Thursday, January 22, 2009

Why I love 'Emo'


[from Nothing Nice to Say]


Even I find hating on emo funny. Still, I love emo. Why?
-I am contrary. Emo isn't cool -- being called 'emo' is super-uncool. No band in the history of emo has actually been willinng to identify themselves as emo.
-Emo isn't about being a rockstar -- it's about communicating, and rather than glorifying the performers, it's about breaking down the walls between the audience and the performers. The best bands make you feel like they could be you, and you could be them.
-Sincerity= cool. Irony = lame
-Positivity is also cool
-It's not just about girls. There's plenty of self-criticism and stories about broken friendships.
-Mockers will scoff at the sometimes sirrupy/wimpy 'heaviness' -- products of emo's desire to blend melody and aggression musically --but emo music gives its performers (and by extension its fans) a chance to be powerful and vulnerable at the same time. (Alright, so I have to admit that quite frankly I scoff at the sirruppy 'heaviness' of some of the current screamo bands... this post isn't my attempt to say all emo music is good).
-Misogyny is lame. Emo doesn't depict females as sexual conquests.
-'Macho' is lame. It ruins a lot of the good parts of sports, punk, and metal.
-It's cool to find a genre of music where the fanbase is made up (rougly) equally of girls and guys.
-It's inclusive. Emo is for kids that know they don't want to listen to Top 40 radio (or radio rock) but that aren't cool enough to be punk (or macho enough to be metal).
-Emo is punk.
-Fuck you. Who made you the arbitrator of what punk is? The original generation of punk involved a bunch of bands that shared a (somewhat) common spirit, but no one sounded like anybody else -- just try to find the common sound between Television, the Ramones, and Patti Smith! British punk and then American hardcore narrowed punk to a one-dimensional sonic style. Just because you don't sound like The Sex Pistols or Black Flag doesn't mean you're not punk. (Though those are two awesome bands).
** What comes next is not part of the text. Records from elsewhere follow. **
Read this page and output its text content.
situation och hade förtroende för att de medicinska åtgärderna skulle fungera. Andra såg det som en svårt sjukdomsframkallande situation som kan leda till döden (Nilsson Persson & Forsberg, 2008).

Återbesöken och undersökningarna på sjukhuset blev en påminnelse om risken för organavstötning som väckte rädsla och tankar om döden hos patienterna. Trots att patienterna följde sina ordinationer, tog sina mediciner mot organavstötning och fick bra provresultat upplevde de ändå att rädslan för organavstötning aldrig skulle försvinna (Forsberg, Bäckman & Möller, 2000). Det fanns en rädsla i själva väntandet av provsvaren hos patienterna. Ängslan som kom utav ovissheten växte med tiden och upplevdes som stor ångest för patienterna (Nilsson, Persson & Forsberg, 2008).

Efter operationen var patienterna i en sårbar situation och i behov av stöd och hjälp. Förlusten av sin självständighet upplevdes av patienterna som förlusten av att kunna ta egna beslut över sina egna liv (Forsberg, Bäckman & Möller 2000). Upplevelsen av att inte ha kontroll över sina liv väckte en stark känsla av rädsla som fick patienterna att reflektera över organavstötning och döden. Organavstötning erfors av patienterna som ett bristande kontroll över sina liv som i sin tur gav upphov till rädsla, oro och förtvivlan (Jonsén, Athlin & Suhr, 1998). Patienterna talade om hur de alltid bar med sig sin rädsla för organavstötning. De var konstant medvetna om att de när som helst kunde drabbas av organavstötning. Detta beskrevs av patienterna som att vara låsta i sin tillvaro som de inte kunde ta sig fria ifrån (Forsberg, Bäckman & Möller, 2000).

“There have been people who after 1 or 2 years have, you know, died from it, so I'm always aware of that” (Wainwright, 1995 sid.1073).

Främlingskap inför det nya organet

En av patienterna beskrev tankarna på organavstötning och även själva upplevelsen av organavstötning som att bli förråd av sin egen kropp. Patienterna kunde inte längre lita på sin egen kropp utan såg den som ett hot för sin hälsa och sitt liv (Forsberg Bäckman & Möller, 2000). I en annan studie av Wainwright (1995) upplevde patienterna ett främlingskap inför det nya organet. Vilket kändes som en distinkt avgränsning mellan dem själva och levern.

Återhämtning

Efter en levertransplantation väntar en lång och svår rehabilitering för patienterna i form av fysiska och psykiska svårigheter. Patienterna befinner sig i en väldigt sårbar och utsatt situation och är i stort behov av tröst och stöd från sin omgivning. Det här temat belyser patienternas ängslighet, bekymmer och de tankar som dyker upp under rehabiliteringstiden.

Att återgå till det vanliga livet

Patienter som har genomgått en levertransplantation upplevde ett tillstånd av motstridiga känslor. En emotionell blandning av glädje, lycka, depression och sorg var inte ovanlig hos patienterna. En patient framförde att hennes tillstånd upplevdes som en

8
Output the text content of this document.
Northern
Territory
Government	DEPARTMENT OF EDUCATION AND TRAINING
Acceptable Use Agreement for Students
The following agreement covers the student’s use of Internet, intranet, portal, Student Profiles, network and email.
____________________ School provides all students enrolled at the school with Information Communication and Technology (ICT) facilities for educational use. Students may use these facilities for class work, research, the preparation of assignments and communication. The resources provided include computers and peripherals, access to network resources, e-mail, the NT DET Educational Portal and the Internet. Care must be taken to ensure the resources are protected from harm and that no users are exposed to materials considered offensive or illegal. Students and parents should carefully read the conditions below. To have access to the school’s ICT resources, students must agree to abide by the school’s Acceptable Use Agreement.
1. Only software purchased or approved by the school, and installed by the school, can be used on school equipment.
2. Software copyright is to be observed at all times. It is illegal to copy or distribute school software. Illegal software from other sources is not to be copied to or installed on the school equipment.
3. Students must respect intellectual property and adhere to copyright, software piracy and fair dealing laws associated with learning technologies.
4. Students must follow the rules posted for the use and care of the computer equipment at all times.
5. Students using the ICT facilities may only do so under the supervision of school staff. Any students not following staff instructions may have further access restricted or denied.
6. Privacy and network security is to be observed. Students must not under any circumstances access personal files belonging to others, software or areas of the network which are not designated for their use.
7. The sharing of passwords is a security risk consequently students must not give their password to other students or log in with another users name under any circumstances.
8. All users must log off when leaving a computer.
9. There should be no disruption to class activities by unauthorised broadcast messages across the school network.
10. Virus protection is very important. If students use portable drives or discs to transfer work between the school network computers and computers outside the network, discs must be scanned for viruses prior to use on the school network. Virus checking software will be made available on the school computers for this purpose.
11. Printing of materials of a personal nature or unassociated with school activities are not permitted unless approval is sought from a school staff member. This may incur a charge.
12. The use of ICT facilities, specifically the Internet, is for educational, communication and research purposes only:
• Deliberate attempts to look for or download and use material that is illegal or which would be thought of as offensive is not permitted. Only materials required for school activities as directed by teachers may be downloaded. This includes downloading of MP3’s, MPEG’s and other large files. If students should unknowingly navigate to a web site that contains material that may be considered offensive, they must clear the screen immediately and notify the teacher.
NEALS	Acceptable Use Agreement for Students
The great thing about punk rock when it came out was that it sounded unlike anything anyone else had heard until then. (Unlike most of what masquerades under the name 'punk' today, which either sounds like it came from 1977, 1982 or like those two years filtered though 90's modern rock and pop-metal). The first generation of punk bands were brilliant, inventive, hard-edged, and progressive, (and not 'progressive' in a lame, dinosaur-rock kind of way). Any band with a DIY aesthetic, unprocessed sound, and subversive message and unfiltered expression is punk rock. Son House is punk rock. They Might Be Giants is punk. Good emo is punk.